As an academic field or area, anime/manga studies is, of course, concerned primarily with Japanese animation and Japanese comics as art forms. But, anime is also a medium – the same goes for manga – and so, anime/manga studies is also inevitably concerned with how Japanese animation and comics are produced, distributed around the world, and experienced by viewers and readers.
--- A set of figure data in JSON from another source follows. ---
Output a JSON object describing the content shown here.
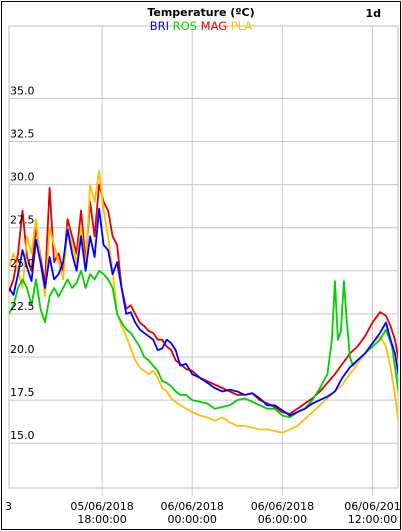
{
  "chart_data": {
    "type": "line",
    "title": "Temperature (ºC)",
    "corner_label": "1d",
    "ylim": [
      12.4,
      39.2
    ],
    "y_ticks": [
      "35.0",
      "32.5",
      "30.0",
      "27.5",
      "25.0",
      "22.5",
      "20.0",
      "17.5",
      "15.0"
    ],
    "y_tick_values": [
      35.0,
      32.5,
      30.0,
      27.5,
      25.0,
      22.5,
      20.0,
      17.5,
      15.0
    ],
    "x_range_hours": [
      -6.2,
      19.7
    ],
    "x_ticks": [
      {
        "date": "05/06/2018",
        "time": "18:00:00",
        "hour": 0
      },
      {
        "date": "06/06/2018",
        "time": "00:00:00",
        "hour": 6
      },
      {
        "date": "06/06/2018",
        "time": "06:00:00",
        "hour": 12
      },
      {
        "date": "06/06/201",
        "time": "12:00:00",
        "hour": 18
      }
    ],
    "x_left_partial_label": "3",
    "grid": true,
    "legend_position": "top-center",
    "series": [
      {
        "name": "BRI",
        "color": "#0000ff",
        "points": [
          [
            -6.2,
            24.0
          ],
          [
            -5.9,
            23.6
          ],
          [
            -5.6,
            24.8
          ],
          [
            -5.3,
            26.2
          ],
          [
            -5.0,
            25.2
          ],
          [
            -4.7,
            24.4
          ],
          [
            -4.4,
            26.8
          ],
          [
            -4.1,
            25.5
          ],
          [
            -3.8,
            24.0
          ],
          [
            -3.5,
            25.8
          ],
          [
            -3.2,
            24.5
          ],
          [
            -2.9,
            24.8
          ],
          [
            -2.6,
            25.5
          ],
          [
            -2.3,
            27.4
          ],
          [
            -2.0,
            26.0
          ],
          [
            -1.7,
            25.0
          ],
          [
            -1.4,
            27.0
          ],
          [
            -1.1,
            25.0
          ],
          [
            -0.8,
            27.0
          ],
          [
            -0.5,
            25.8
          ],
          [
            -0.2,
            28.6
          ],
          [
            0.1,
            26.5
          ],
          [
            0.4,
            26.2
          ],
          [
            0.7,
            24.8
          ],
          [
            1.0,
            25.5
          ],
          [
            1.3,
            24.0
          ],
          [
            1.6,
            22.5
          ],
          [
            1.9,
            22.6
          ],
          [
            2.2,
            22.0
          ],
          [
            2.5,
            21.6
          ],
          [
            2.8,
            21.4
          ],
          [
            3.1,
            21.2
          ],
          [
            3.4,
            21.0
          ],
          [
            3.7,
            20.4
          ],
          [
            4.0,
            20.5
          ],
          [
            4.3,
            21.0
          ],
          [
            4.6,
            20.8
          ],
          [
            4.9,
            20.4
          ],
          [
            5.2,
            19.5
          ],
          [
            5.6,
            19.6
          ],
          [
            6.0,
            19.0
          ],
          [
            6.5,
            18.8
          ],
          [
            7.0,
            18.5
          ],
          [
            7.5,
            18.2
          ],
          [
            8.0,
            18.0
          ],
          [
            8.5,
            18.1
          ],
          [
            9.0,
            18.0
          ],
          [
            9.5,
            17.8
          ],
          [
            10.0,
            17.9
          ],
          [
            10.5,
            17.6
          ],
          [
            11.0,
            17.2
          ],
          [
            11.5,
            17.2
          ],
          [
            12.0,
            16.9
          ],
          [
            12.5,
            16.6
          ],
          [
            13.0,
            16.8
          ],
          [
            13.5,
            17.0
          ],
          [
            14.0,
            17.3
          ],
          [
            14.5,
            17.5
          ],
          [
            15.0,
            17.7
          ],
          [
            15.5,
            18.0
          ],
          [
            16.0,
            18.8
          ],
          [
            16.5,
            19.4
          ],
          [
            17.0,
            19.8
          ],
          [
            17.5,
            20.2
          ],
          [
            18.0,
            20.8
          ],
          [
            18.5,
            21.4
          ],
          [
            18.9,
            22.0
          ],
          [
            19.2,
            21.0
          ],
          [
            19.5,
            20.2
          ],
          [
            19.8,
            18.6
          ],
          [
            20.0,
            16.8
          ],
          [
            20.3,
            15.8
          ],
          [
            20.6,
            15.2
          ],
          [
            21.0,
            15.6
          ],
          [
            21.4,
            15.8
          ]
        ]
      },
      {
        "name": "ROS",
        "color": "#00d000",
        "points": [
          [
            -6.2,
            22.5
          ],
          [
            -5.9,
            23.0
          ],
          [
            -5.6,
            24.0
          ],
          [
            -5.3,
            24.5
          ],
          [
            -5.0,
            24.0
          ],
          [
            -4.7,
            23.0
          ],
          [
            -4.4,
            24.5
          ],
          [
            -4.1,
            22.8
          ],
          [
            -3.8,
            22.0
          ],
          [
            -3.5,
            23.5
          ],
          [
            -3.2,
            24.0
          ],
          [
            -2.9,
            23.5
          ],
          [
            -2.6,
            24.0
          ],
          [
            -2.3,
            24.5
          ],
          [
            -2.0,
            24.0
          ],
          [
            -1.7,
            24.3
          ],
          [
            -1.4,
            25.0
          ],
          [
            -1.1,
            24.0
          ],
          [
            -0.8,
            24.8
          ],
          [
            -0.5,
            24.5
          ],
          [
            -0.2,
            25.0
          ],
          [
            0.1,
            24.8
          ],
          [
            0.4,
            24.5
          ],
          [
            0.7,
            24.0
          ],
          [
            1.0,
            22.5
          ],
          [
            1.3,
            22.0
          ],
          [
            1.6,
            21.6
          ],
          [
            1.9,
            21.4
          ],
          [
            2.2,
            21.0
          ],
          [
            2.5,
            20.6
          ],
          [
            2.8,
            20.0
          ],
          [
            3.1,
            19.8
          ],
          [
            3.4,
            19.5
          ],
          [
            3.7,
            19.2
          ],
          [
            4.0,
            18.6
          ],
          [
            4.3,
            18.5
          ],
          [
            4.6,
            18.3
          ],
          [
            4.9,
            18.0
          ],
          [
            5.2,
            17.8
          ],
          [
            5.6,
            17.8
          ],
          [
            6.0,
            17.5
          ],
          [
            6.5,
            17.4
          ],
          [
            7.0,
            17.3
          ],
          [
            7.5,
            17.0
          ],
          [
            8.0,
            17.1
          ],
          [
            8.5,
            17.2
          ],
          [
            9.0,
            17.5
          ],
          [
            9.5,
            17.6
          ],
          [
            10.0,
            17.4
          ],
          [
            10.5,
            17.2
          ],
          [
            11.0,
            17.0
          ],
          [
            11.5,
            17.0
          ],
          [
            12.0,
            16.6
          ],
          [
            12.5,
            16.5
          ],
          [
            13.0,
            16.8
          ],
          [
            13.5,
            17.0
          ],
          [
            14.0,
            17.5
          ],
          [
            14.5,
            18.2
          ],
          [
            15.0,
            19.0
          ],
          [
            15.3,
            21.0
          ],
          [
            15.5,
            24.4
          ],
          [
            15.7,
            21.0
          ],
          [
            15.9,
            21.5
          ],
          [
            16.1,
            24.4
          ],
          [
            16.3,
            22.0
          ],
          [
            16.5,
            20.0
          ],
          [
            16.7,
            19.5
          ],
          [
            17.0,
            19.8
          ],
          [
            17.5,
            20.2
          ],
          [
            18.0,
            20.6
          ],
          [
            18.5,
            21.0
          ],
          [
            18.9,
            21.6
          ],
          [
            19.3,
            20.6
          ],
          [
            19.6,
            18.8
          ],
          [
            19.9,
            17.0
          ],
          [
            20.2,
            16.0
          ],
          [
            20.5,
            15.2
          ],
          [
            21.0,
            15.4
          ],
          [
            21.4,
            15.7
          ]
        ]
      },
      {
        "name": "MAG",
        "color": "#e00000",
        "points": [
          [
            -6.2,
            23.8
          ],
          [
            -5.9,
            24.5
          ],
          [
            -5.6,
            26.0
          ],
          [
            -5.3,
            28.5
          ],
          [
            -5.0,
            25.8
          ],
          [
            -4.7,
            25.0
          ],
          [
            -4.4,
            27.5
          ],
          [
            -4.1,
            25.8
          ],
          [
            -3.8,
            24.2
          ],
          [
            -3.5,
            29.8
          ],
          [
            -3.2,
            25.5
          ],
          [
            -2.9,
            26.0
          ],
          [
            -2.6,
            25.0
          ],
          [
            -2.3,
            28.0
          ],
          [
            -2.0,
            27.0
          ],
          [
            -1.7,
            26.0
          ],
          [
            -1.4,
            28.5
          ],
          [
            -1.1,
            25.5
          ],
          [
            -0.8,
            29.0
          ],
          [
            -0.5,
            27.0
          ],
          [
            -0.2,
            30.0
          ],
          [
            0.1,
            29.0
          ],
          [
            0.4,
            28.5
          ],
          [
            0.7,
            27.0
          ],
          [
            1.0,
            26.5
          ],
          [
            1.3,
            24.0
          ],
          [
            1.6,
            22.8
          ],
          [
            1.9,
            23.0
          ],
          [
            2.2,
            22.5
          ],
          [
            2.5,
            22.0
          ],
          [
            2.8,
            21.8
          ],
          [
            3.1,
            21.5
          ],
          [
            3.4,
            21.4
          ],
          [
            3.7,
            21.0
          ],
          [
            4.0,
            21.0
          ],
          [
            4.3,
            20.6
          ],
          [
            4.6,
            20.4
          ],
          [
            4.9,
            19.8
          ],
          [
            5.2,
            19.6
          ],
          [
            5.6,
            19.3
          ],
          [
            6.0,
            19.2
          ],
          [
            6.5,
            18.8
          ],
          [
            7.0,
            18.6
          ],
          [
            7.5,
            18.4
          ],
          [
            8.0,
            18.2
          ],
          [
            8.5,
            18.0
          ],
          [
            9.0,
            17.8
          ],
          [
            9.5,
            17.8
          ],
          [
            10.0,
            17.9
          ],
          [
            10.5,
            17.5
          ],
          [
            11.0,
            17.3
          ],
          [
            11.5,
            17.1
          ],
          [
            12.0,
            16.8
          ],
          [
            12.5,
            16.7
          ],
          [
            13.0,
            17.0
          ],
          [
            13.5,
            17.3
          ],
          [
            14.0,
            17.6
          ],
          [
            14.5,
            18.0
          ],
          [
            15.0,
            18.5
          ],
          [
            15.5,
            19.0
          ],
          [
            16.0,
            19.6
          ],
          [
            16.5,
            20.2
          ],
          [
            17.0,
            20.6
          ],
          [
            17.5,
            21.2
          ],
          [
            18.0,
            22.0
          ],
          [
            18.5,
            22.6
          ],
          [
            18.9,
            22.4
          ],
          [
            19.2,
            21.8
          ],
          [
            19.5,
            21.0
          ],
          [
            19.8,
            19.5
          ],
          [
            20.0,
            17.0
          ],
          [
            20.3,
            16.2
          ],
          [
            20.6,
            15.8
          ],
          [
            21.0,
            16.2
          ],
          [
            21.4,
            16.0
          ]
        ]
      },
      {
        "name": "PLA",
        "color": "#ffc000",
        "points": [
          [
            -6.2,
            25.2
          ],
          [
            -5.9,
            26.0
          ],
          [
            -5.6,
            25.0
          ],
          [
            -5.3,
            24.0
          ],
          [
            -5.0,
            27.0
          ],
          [
            -4.7,
            26.0
          ],
          [
            -4.4,
            28.0
          ],
          [
            -4.1,
            25.5
          ],
          [
            -3.8,
            23.5
          ],
          [
            -3.5,
            27.5
          ],
          [
            -3.2,
            26.5
          ],
          [
            -2.9,
            25.5
          ],
          [
            -2.6,
            24.5
          ],
          [
            -2.3,
            27.5
          ],
          [
            -2.0,
            26.5
          ],
          [
            -1.7,
            25.5
          ],
          [
            -1.4,
            27.5
          ],
          [
            -1.1,
            25.0
          ],
          [
            -0.8,
            30.0
          ],
          [
            -0.5,
            29.0
          ],
          [
            -0.2,
            30.8
          ],
          [
            0.1,
            28.5
          ],
          [
            0.4,
            27.0
          ],
          [
            0.7,
            25.0
          ],
          [
            1.0,
            22.5
          ],
          [
            1.3,
            21.8
          ],
          [
            1.6,
            21.2
          ],
          [
            1.9,
            20.5
          ],
          [
            2.2,
            19.8
          ],
          [
            2.5,
            19.4
          ],
          [
            2.8,
            19.2
          ],
          [
            3.1,
            19.0
          ],
          [
            3.4,
            19.2
          ],
          [
            3.7,
            18.8
          ],
          [
            4.0,
            18.2
          ],
          [
            4.3,
            18.0
          ],
          [
            4.6,
            17.6
          ],
          [
            4.9,
            17.4
          ],
          [
            5.2,
            17.2
          ],
          [
            5.6,
            17.0
          ],
          [
            6.0,
            16.8
          ],
          [
            6.5,
            16.6
          ],
          [
            7.0,
            16.5
          ],
          [
            7.5,
            16.3
          ],
          [
            8.0,
            16.5
          ],
          [
            8.5,
            16.2
          ],
          [
            9.0,
            16.0
          ],
          [
            9.5,
            16.0
          ],
          [
            10.0,
            15.9
          ],
          [
            10.5,
            15.8
          ],
          [
            11.0,
            15.8
          ],
          [
            11.5,
            15.7
          ],
          [
            12.0,
            15.6
          ],
          [
            12.5,
            15.8
          ],
          [
            13.0,
            16.0
          ],
          [
            13.5,
            16.4
          ],
          [
            14.0,
            16.8
          ],
          [
            14.5,
            17.2
          ],
          [
            15.0,
            17.6
          ],
          [
            15.5,
            18.0
          ],
          [
            16.0,
            18.4
          ],
          [
            16.5,
            19.0
          ],
          [
            17.0,
            19.6
          ],
          [
            17.5,
            20.2
          ],
          [
            18.0,
            20.8
          ],
          [
            18.5,
            21.2
          ],
          [
            18.9,
            20.6
          ],
          [
            19.2,
            19.4
          ],
          [
            19.5,
            17.8
          ],
          [
            19.8,
            15.8
          ],
          [
            20.0,
            14.6
          ],
          [
            20.3,
            14.2
          ],
          [
            20.6,
            14.4
          ],
          [
            21.0,
            14.6
          ],
          [
            21.4,
            14.8
          ]
        ]
      }
    ]
  }
}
Of course, studying media audiences means asking particular questions – and using approaches, methodologies, techniques and tools that are necessarily different from those used in studying art forms. Audience research is complicated, difficult logistically, time-consuming, and, in anime/manga studies, still rather infrequent, taking the form, primarily, of ethnographic studies such as Susan Napier’s The world of anime fandom in America (Mechademia, 1, 47-63) and Patrick Drazen’s “Reading right to left: The surprisingly broad appeal of manga and anime; or, ‘wait a minute'” (in Mangatopia: Essays on Manga and Anime in the Modern World). Sandra Annett’s recent book Anime Fan Communities: Transcultural Flows and Frictions (Palgrave Macmillan, 2014) is definitely a welcome addition to the literature on this topic, but again, its approach is essentially descriptive, not quantitative.
Another initiative that has specifically focused on researching anime fans – their demographics, attitudes, behaviors, personal characteristics, political affiliations, and other related factors is the International Anime Research Project, a group of scholars led by Dr. Stephen Reysen (Texas A&M University-Commerce).